Selon les croyances auxquelles le candide devenu haineux envers ceux qui ne croient pas comme lui, s’offre corps et esprit à son addiction. En échange de ce don, il lui est assuré de pouvoir continuer son périple en enfer ou au paradis selon la notation octroyé par le représentant du Dieu choisi. En temps qu’objet immuable, et selon la qualité de son obéissance en les rengaines religieuses de base auxquelles il doit se plier, on lui promet l’un ou l’autre. Mais dans l’absolu de tous les cas, l’individu est soit bête et méchant, soit bon à fréquenter. Ce sont les parties visibles de la perception de ce qui fait que les chairs vivent.
Il est répété à l’homme que sa disparition ne peut être suscitée qu’au travers de pathologies nommées et d’accidents admis. Mais dans tous les cas, son âme, son soi serait à mettre en dépôt chez le guide conseillé-religieux. Les croyances redondantes font conjecturer un enfer où l’ingénu est en fait précipité de force durant son éphémérité.
Au travers des actes de leurs dictateurs mandatés depuis les religieux, les gens sont poussés dans l’esclavage des tourments inventés pour eux. Les peuples sont infligés par les fantaisies de ceux qui vivent à leurs dépens puis ils disparaissent sans laisser de trace cosmique autre que leurs dépouilles qui seront fossilisées accompagnées de leur souvenir de prohibés sur leur planète.
Poussés par leur croyance en des religions, les hères estiment que seul compte leur état en tant que chair additionnée à leur conscience de son soi du moment. Ces ingénus sont poussés à prendre en peine ce conditionnement, sans égard de leur propre esprit, puisqu’abandonné à la religion. Leur propre conscience est ainsi isolée de son propre chemin fidentiel, confiée à l’homme par la nature qui leur dit la guider vers le paradis essentiel du créateur inimaginable du tout. Pas un lieu chimérique isolé de tout dans son antre ploutocrate. Donnant rendez-vous en un lieu fictif où les damnés et sacrés seraient accueillis par un maitre cosmique, le créateur de « la voie lactée ». Pourtant leurs corps à tous sont programmés pour être abandonnés selon leur organisation initiale !

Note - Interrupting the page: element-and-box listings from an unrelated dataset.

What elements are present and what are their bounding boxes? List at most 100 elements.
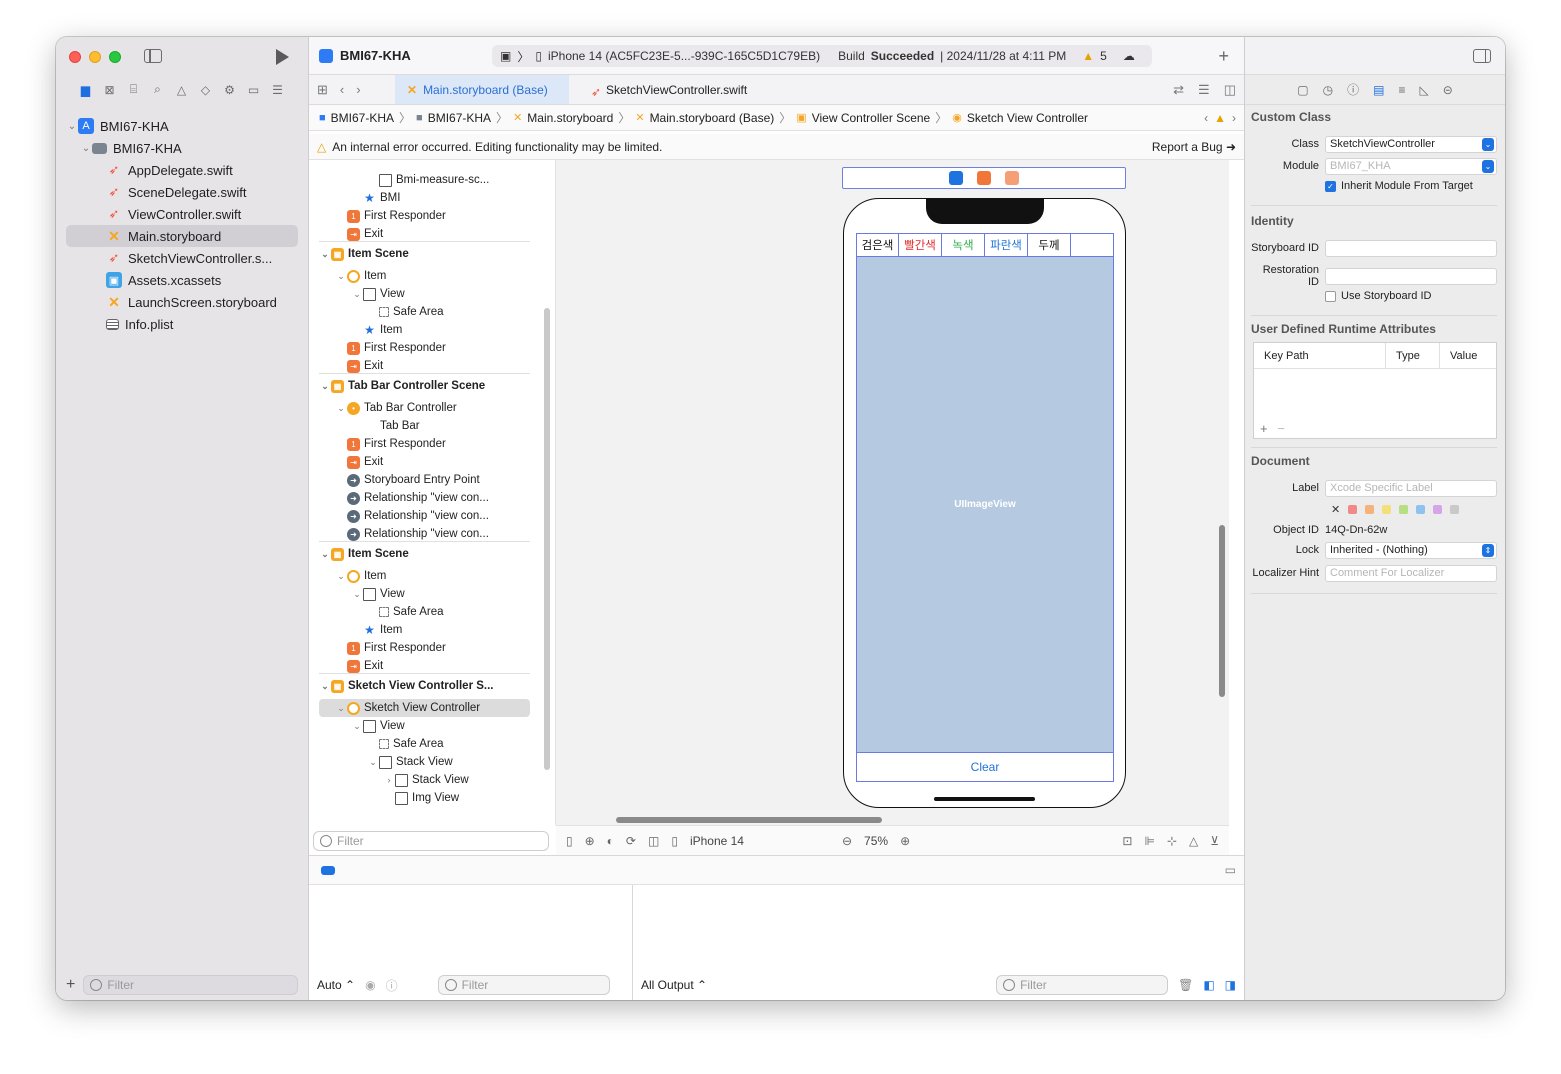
outline-row[interactable]: ⌄ Item [319,267,530,285]
connections-inspector-icon[interactable]: ⊝ [1443,83,1453,97]
console-filter[interactable]: Filter [996,975,1169,995]
forward-icon[interactable]: › [356,82,360,98]
outline-row[interactable]: ⌄ Sketch View Controller [319,699,530,717]
next-issue-icon[interactable]: › [1232,111,1236,125]
outline-row[interactable]: 1 First Responder [319,435,530,453]
chevron-icon[interactable]: ⌄ [351,589,363,600]
key-path-header[interactable]: Key Path [1254,343,1386,368]
color-swatch[interactable] [1416,504,1426,514]
outline-row[interactable]: Tab Bar [319,417,530,435]
breadcrumb-project[interactable]: BMI67-KHA [331,111,394,125]
chevron-icon[interactable]: ⌄ [319,381,331,392]
chevron-icon[interactable]: ⌄ [335,703,347,714]
outline-row[interactable]: ➜ Storyboard Entry Point [319,471,530,489]
chevron-down-icon[interactable]: ⌄ [66,121,78,132]
outline-row[interactable]: ⇥ Exit [319,453,530,471]
storyboard-canvas[interactable]: 검은색 빨간색 녹색 파란색 두께 UIImageView Clear [556,160,1229,825]
scheme-title[interactable]: BMI67-KHA [319,48,411,63]
chevron-icon[interactable]: ⌄ [351,721,363,732]
add-icon[interactable]: + [1260,421,1268,436]
use-storyboard-id-checkbox[interactable] [1325,290,1336,302]
color-button[interactable]: 검은색 [857,234,899,256]
breadcrumb-file[interactable]: Main.storyboard [527,111,613,125]
outline-row[interactable]: ★ BMI [319,189,530,207]
outline-row[interactable]: Bmi-measure-sc... [319,171,530,189]
outline-scene-row[interactable]: ⌄ ▦ Item Scene [319,545,530,563]
chevron-icon[interactable]: ⌄ [335,571,347,582]
tab-main-storyboard[interactable]: ✕ Main.storyboard (Base) [395,75,569,104]
debug-toggle-icon[interactable] [321,866,335,875]
color-button[interactable]: 빨간색 [899,234,942,256]
align-icon[interactable]: ⊫ [1144,834,1154,848]
outline-row[interactable]: ⌄ Item [319,567,530,585]
outline-row[interactable]: ⌄ Stack View [319,753,530,771]
outline-row[interactable]: 1 First Responder [319,207,530,225]
horizontal-scrollbar[interactable] [616,817,882,823]
color-swatch[interactable] [1433,504,1443,514]
file-inspector-icon[interactable]: ▢ [1297,83,1308,97]
previous-issue-icon[interactable]: ‹ [1204,111,1208,125]
resolve-issues-icon[interactable]: △ [1189,834,1198,848]
outline-row[interactable]: ★ Item [319,621,530,639]
outline-row[interactable]: Safe Area [319,303,530,321]
file-row[interactable]: ➶ SceneDelegate.swift [66,181,298,203]
report-bug-button[interactable]: Report a Bug ➜ [1152,140,1236,154]
inspector-toggle-icon[interactable] [1473,49,1491,63]
swap-icon[interactable]: ⇄ [1173,82,1184,98]
outline-scene-row[interactable]: ⌄ ▦ Sketch View Controller S... [319,677,530,695]
issue-icon[interactable]: △ [174,82,189,97]
run-destination[interactable]: iPhone 14 (AC5FC23E-5...-939C-165C5D1C79… [548,49,820,63]
warning-count[interactable]: 5 [1100,49,1107,63]
outline-row[interactable]: Img View [319,789,530,807]
outline-row[interactable]: Safe Area [319,603,530,621]
close-window-button[interactable] [69,51,81,63]
chevron-updown-icon[interactable]: ⇕ [1482,543,1494,557]
file-row[interactable]: ➶ SketchViewController.s... [66,247,298,269]
history-icon[interactable]: ◷ [1323,83,1333,97]
appearance-icon[interactable]: ◐ [607,834,614,848]
outline-row[interactable]: Safe Area [319,735,530,753]
search-icon[interactable]: ⌕ [150,82,165,97]
folder-icon[interactable]: ▆ [78,82,93,97]
chevron-down-icon[interactable]: ⌄ [1482,159,1494,173]
inherit-module-checkbox[interactable]: ✓ [1325,180,1336,192]
chevron-icon[interactable]: ⌄ [319,249,331,260]
minimize-window-button[interactable] [89,51,101,63]
lock-popup[interactable]: Inherited - (Nothing) ⇕ [1325,541,1497,559]
split-editor-icon[interactable]: ◫ [1224,82,1236,98]
storyboard-id-field[interactable] [1325,239,1497,257]
outline-row[interactable]: ➜ Relationship "view con... [319,489,530,507]
tab-sketch-view-controller[interactable]: ➶ SketchViewController.swift [579,75,759,104]
outline-row[interactable]: ⌄ • Tab Bar Controller [319,399,530,417]
back-icon[interactable]: ‹ [340,82,344,98]
runtime-attributes-table[interactable]: Key Path Type Value + − [1253,342,1497,439]
outline-row[interactable]: ★ Item [319,321,530,339]
zoom-in-icon[interactable]: ⊕ [900,834,910,848]
trash-icon[interactable]: 🗑 [1178,978,1193,992]
color-button[interactable]: 파란색 [985,234,1028,256]
test-icon[interactable]: ◇ [198,82,213,97]
outline-row[interactable]: ⌄ View [319,717,530,735]
lines-icon[interactable]: ☰ [1198,82,1210,98]
debug-icon[interactable]: ⚙ [222,82,237,97]
color-swatch[interactable] [1399,504,1409,514]
color-swatch[interactable] [1450,504,1460,514]
chevron-down-icon[interactable]: ⌄ [80,143,92,154]
chevron-down-icon[interactable]: ⌄ [1482,137,1494,151]
maximize-window-button[interactable] [109,51,121,63]
info-icon[interactable]: ⓘ [386,977,398,994]
breadcrumb-group[interactable]: BMI67-KHA [428,111,491,125]
breadcrumb-controller[interactable]: Sketch View Controller [967,111,1088,125]
chevron-icon[interactable]: › [383,775,395,785]
outline-row[interactable]: 1 First Responder [319,639,530,657]
file-row[interactable]: ➶ AppDelegate.swift [66,159,298,181]
zoom-out-icon[interactable]: ⊖ [842,834,852,848]
no-color-icon[interactable]: ✕ [1331,503,1340,516]
pin-icon[interactable]: ⊹ [1167,834,1177,848]
split-left-icon[interactable]: ◧ [1203,978,1214,992]
color-swatch[interactable] [1382,504,1392,514]
outline-row[interactable]: 1 First Responder [319,339,530,357]
variables-filter[interactable]: Filter [437,975,610,995]
group-row[interactable]: ⌄ BMI67-KHA [66,137,298,159]
file-row[interactable]: Info.plist [66,313,298,335]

Comprendre et accepter, c’est affronter sa destinée. Et aucun missionnaire de l’absurde ne peut être vraiment sûr de ce qu’il avance en ce qui concerne la prochaine destination, la vie n’est qu’apparence et apprentissage, et la mort existe en tant qu’insondable. Ces messagers de l’absurde ne font que pratiquer leur métier selon son habituel rituel d’abus de confiance additionné de ritournelles pacificatrices, tel le fait l’insecte la mouche tsé-tsé quand elle pique pour endormir l’esprit. Si ces individus étaient sincères avec leurs fadaises, ce serait vraiment compter beaucoup trop de cruels niais en cette seule branche de métier. Tant qu’on ne le paye pas, dès qu’il n’a plus sa robe, le curé ou autre représentant de commerce de religion peut se dévoiler en tant que filou solitaire non castré.